Par exemple la Chine et le Japon détiennent à eux deux une grande part de la dette américaine détenue hors US, ( plus de 30 %) , mais l’Europe, les émirats en détiennent également. Le plus curieux c’est que c’est aujourd’hui la FED, le trésor américain, qui est le principale créancier de la dette américaine.
Pour mémoire la dette américaine avoisinait les 22 000 Milliards de Dollars. en 2018
Cette autonomie sur les marchés de la dette est à la fois un risque, celui des marchés , et une chance car les dépendances croisées diminuent les risques “aberrants” des États ou des entreprises mondiales.
Le traitement actuel des crises financières.
Pourquoi la BCE, par exemple, rachète les titres financiers des banques centrales nationales et des opérateurs financiers ? :
Quand cela ne se passe pas très bien du fait d’une crise par exemple, effondrement des prix , besoins de liquidités, les banques centrales rachètent des actifs financiers aux banques. C’est ce que fait en ce moment, depuis le début de la crise financière de 2008, la BCE par exemple. Le faisant, elle redonne aux acteurs financiers sur ces marchés de l’argent , des liquidités, et supprime ces parts de dettes qui encombrent leurs bilans, et qui les fragilisent. Une fois cédés à la banque centrale contre de la monnaie, ces acteurs peuvent investir dans l’économie. Ces liquidités récupérées créent alors de nouvelles valeurs, des biens immobiliers par exemple, ou fournissent des capitaux aux entreprises, et bien d’autres emplois.
Nous voyons maintenant que ces capitaux financiers internationaux ne dépendent pas que des états, plus ou moins de certains états, mais pas de la plupart. Il y a donc une vie propre de ces actifs financiers, une cotation en bourse par exemple.

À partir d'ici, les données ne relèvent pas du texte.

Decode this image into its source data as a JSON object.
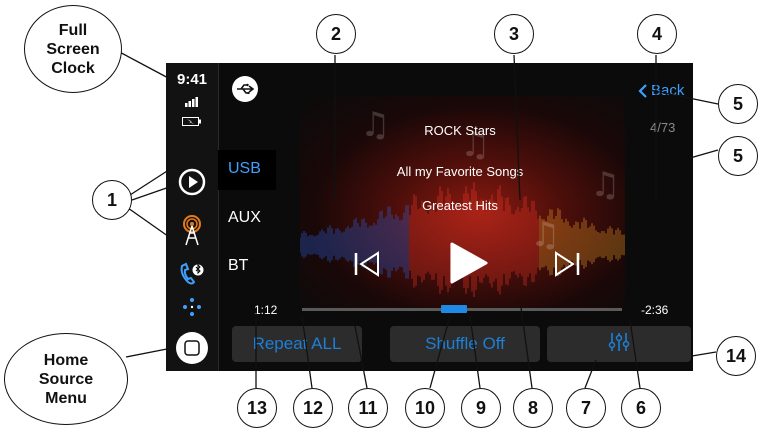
{
  "status": {
    "clock": "9:41"
  },
  "sources": {
    "usb": "USB",
    "aux": "AUX",
    "bt": "BT"
  },
  "nav": {
    "back_label": "Back",
    "track_count": "4/73"
  },
  "now_playing": {
    "artist": "ROCK Stars",
    "album": "All my Favorite Songs",
    "playlist": "Greatest Hits",
    "elapsed": "1:12",
    "remaining": "-2:36",
    "progress_fraction": 0.475
  },
  "controls": {
    "repeat_label": "Repeat ALL",
    "shuffle_label": "Shuffle Off"
  },
  "callouts": {
    "full_screen_clock": [
      "Full",
      "Screen",
      "Clock"
    ],
    "home_source_menu": [
      "Home",
      "Source",
      "Menu"
    ],
    "n1": "1",
    "n2": "2",
    "n3": "3",
    "n4": "4",
    "n5a": "5",
    "n5b": "5",
    "n6": "6",
    "n7": "7",
    "n8": "8",
    "n9": "9",
    "n10": "10",
    "n11": "11",
    "n12": "12",
    "n13": "13",
    "n14": "14"
  },
  "colors": {
    "accent": "#1e7fd6",
    "active_source": "#3ea0ff",
    "screen_bg": "#0b0b0b",
    "button_bg": "#2c2c2c"
  },
  "icons": {
    "usb": "usb-icon",
    "play_circle": "play-circle-icon",
    "radio_tower": "radio-tower-icon",
    "bt_phone": "bluetooth-phone-icon",
    "apps": "apps-dots-icon",
    "home": "home-button-icon",
    "prev": "skip-previous-icon",
    "play": "play-icon",
    "next": "skip-next-icon",
    "equalizer": "equalizer-icon"
  }
}
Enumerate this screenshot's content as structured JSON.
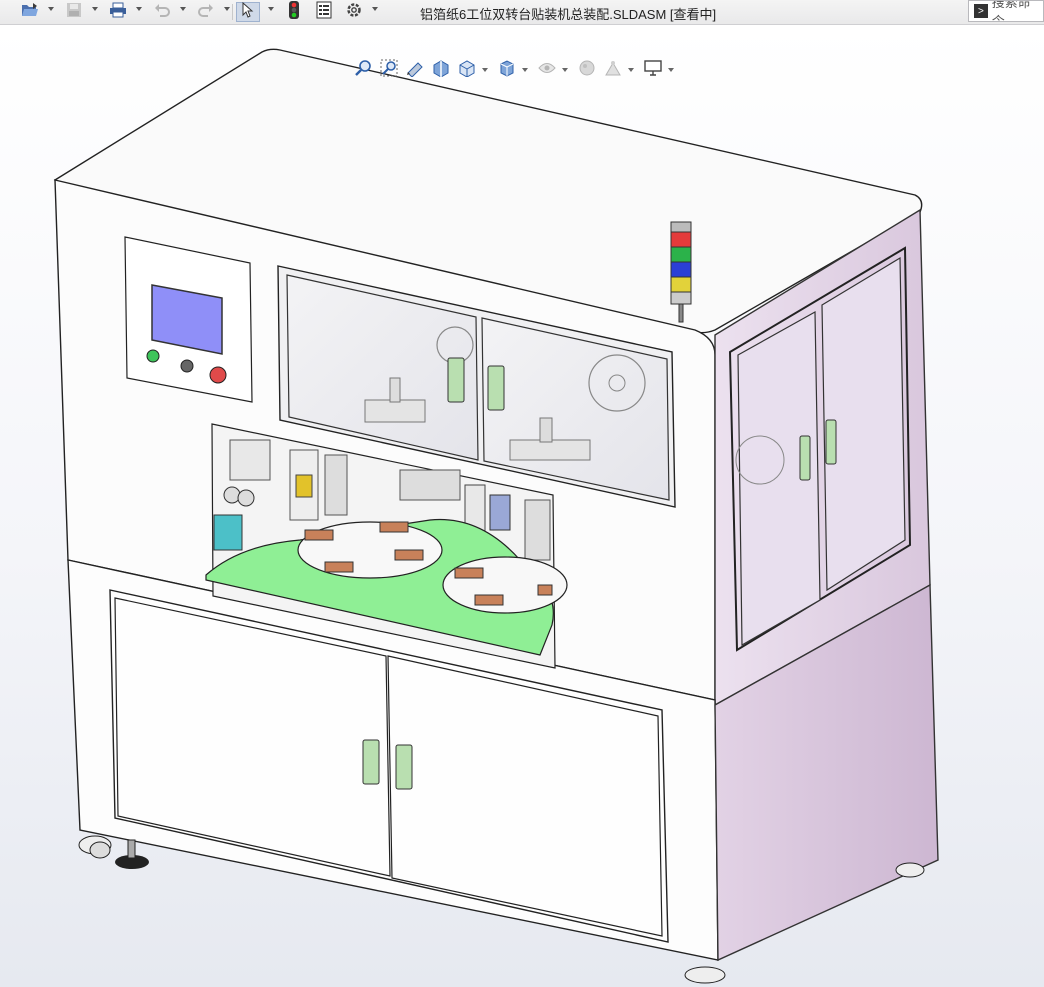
{
  "window": {
    "title": "铝箔纸6工位双转台贴装机总装配.SLDASM [查看中]"
  },
  "command_search": {
    "placeholder": "搜索命令"
  },
  "toolbar": {
    "items": [
      {
        "name": "open-document",
        "icon": "open-icon",
        "has_dropdown": true
      },
      {
        "name": "save-document",
        "icon": "save-icon",
        "has_dropdown": true,
        "disabled": true
      },
      {
        "name": "print",
        "icon": "print-icon",
        "has_dropdown": true
      },
      {
        "name": "undo",
        "icon": "undo-icon",
        "has_dropdown": true,
        "disabled": true
      },
      {
        "name": "redo",
        "icon": "redo-icon",
        "has_dropdown": true,
        "disabled": true
      },
      {
        "name": "select",
        "icon": "select-cursor-icon",
        "has_dropdown": true,
        "active": true
      },
      {
        "name": "rebuild",
        "icon": "traffic-light-icon"
      },
      {
        "name": "file-properties",
        "icon": "file-properties-icon"
      },
      {
        "name": "options",
        "icon": "gear-icon",
        "has_dropdown": true
      }
    ]
  },
  "view_toolbar": {
    "items": [
      {
        "name": "zoom-to-fit",
        "icon": "zoom-to-fit-icon"
      },
      {
        "name": "zoom-to-area",
        "icon": "zoom-to-area-icon"
      },
      {
        "name": "previous-view",
        "icon": "previous-view-icon"
      },
      {
        "name": "section-view",
        "icon": "section-view-icon"
      },
      {
        "name": "view-orientation",
        "icon": "view-orientation-icon",
        "has_dropdown": true
      },
      {
        "name": "display-style",
        "icon": "display-style-icon",
        "has_dropdown": true
      },
      {
        "name": "hide-show-items",
        "icon": "hide-show-icon",
        "has_dropdown": true,
        "disabled": true
      },
      {
        "name": "edit-appearance",
        "icon": "appearance-icon",
        "disabled": true
      },
      {
        "name": "apply-scene",
        "icon": "scene-icon",
        "has_dropdown": true,
        "disabled": true
      },
      {
        "name": "view-settings",
        "icon": "monitor-icon",
        "has_dropdown": true
      }
    ]
  },
  "colors": {
    "frame_white": "#fbfbfb",
    "side_panel_lavender": "#dcc9e0",
    "lower_side_lavender": "#d6c4da",
    "door_handle_green": "#b9dfb0",
    "workplate_green": "#8fef95",
    "hmi_screen_blue": "#8f8ff8",
    "button_green": "#3ec45a",
    "button_red": "#e04a4a",
    "tower_red": "#e43b3b",
    "tower_green": "#2bb24a",
    "tower_blue": "#2b3fd6",
    "tower_yellow": "#e2d23a",
    "part_copper": "#c8815a"
  }
}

Pour bien comprendre l’architecture financière mondiale prenons un exemple de cet échafaudage financier et des risques qui peuvent s’y rapporter :
The Serious game.
Une banque détient des prêts auprès d’emprunteurs, disons des particuliers américains ayant acheté des maisons avec un emprunt bancaire, si tout se passe bien, les banques seront remboursées à hauteur de 98%, 99% de ces prêts, éventuellement grâce à l’hypothèque prise sur le bien, plus un intérêt qui couvrira les pertes, 1 ou 2%, mais aussi génèrera un excédent significatif en valeur globale.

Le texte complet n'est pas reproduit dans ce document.